Hello, friends! This is Olivia, project coordinator for Body Shift, VSA Texas’ acclaimed mixed-ability dance project. I can’t believe it was 12 years ago that Silva, who is originally from Finland, and I first met in the DanceAbility course in Trier, Germany. By good fortune we are now here in Austin teaching together. The DanceAbility method has been devised and reined by Alito Alessi over the past 30 years. Along with Celia Hughes, VSA Texas’ executive director, I recently organized the DanceAbility Teacher Certification Training in Austin. Many locals as well as people from across the country and Mexico came together to take part. The course was successfully completed in December and Austin now has 17 people of all abilities certified to teach DanceAbility!

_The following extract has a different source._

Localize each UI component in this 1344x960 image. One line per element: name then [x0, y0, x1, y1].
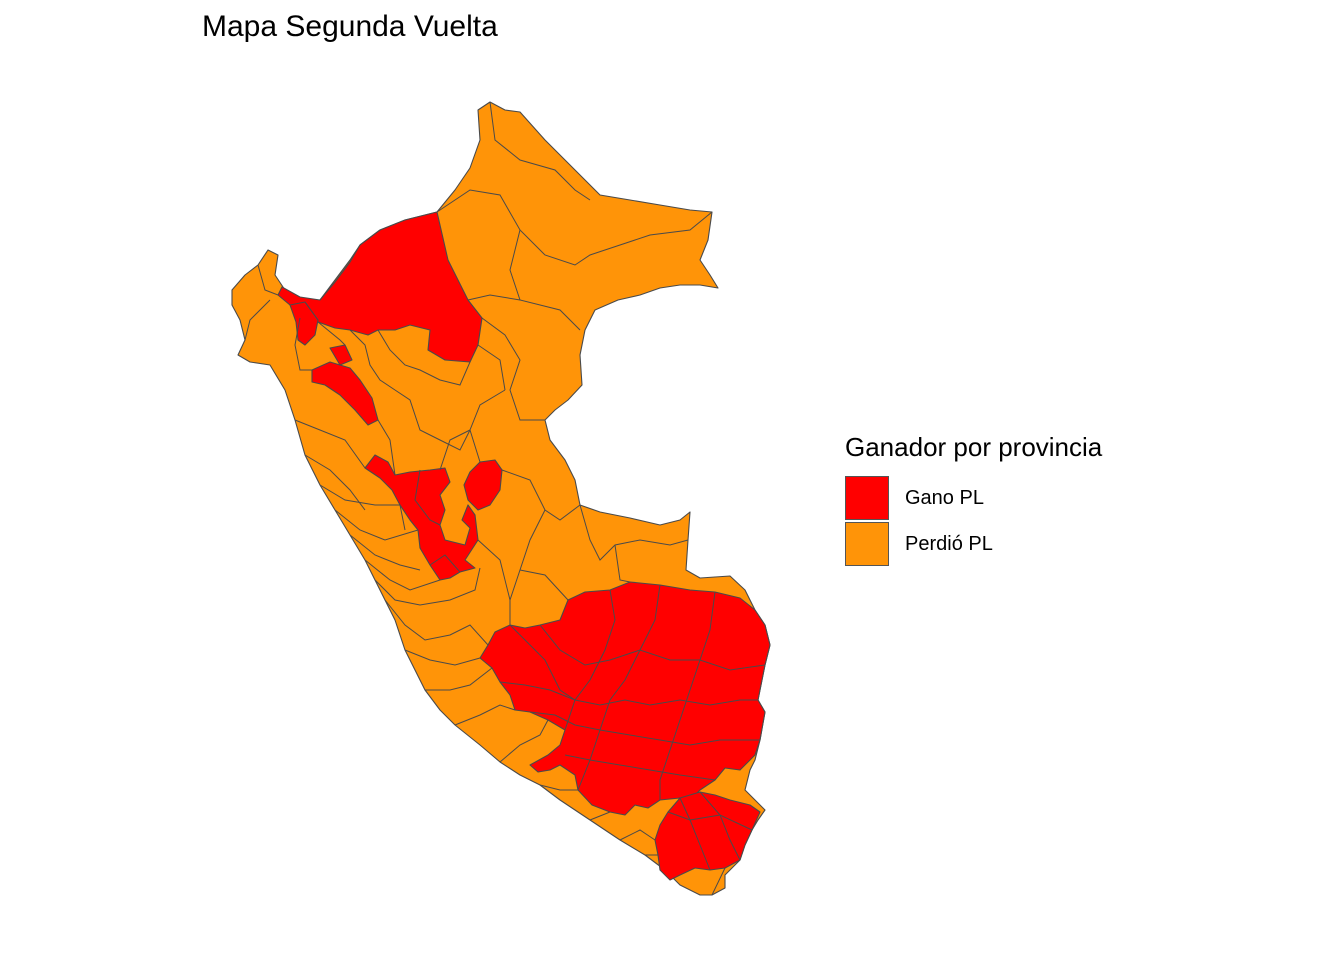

So what is DanceAbility? DanceAbility is a form of movement training that uses the fundamentals of dance improvisation and choreography to make movement accessible to people of all ages and abilities. Founder of DanceAbility, Alito Alessi, explains, “DanceAbility is a dance method. It is not a form of therapy. In therapies, which happen for all people but particularly for people with disabilities, there’s always an idea about ‘How can we help you? How can we change you? How can we teach you to conform to what is the norm?’ And that process of moving in that direction is usually about teaching someone how to function better. We [DanceAbility International] value expression over function. We have been taught how to see and it’s not really seeing. It’s assumptions that organize the way that people see something. So one of the interests in our work is to show them things they’ve never seen before.”
In DanceAbility we work with four principles – sensation, relationship, time, and design – to develop increased body awareness, understanding of non-verbal communication, strategies for moving in new ways beyond habitual movement patterns, and awareness of how to present work to an audience.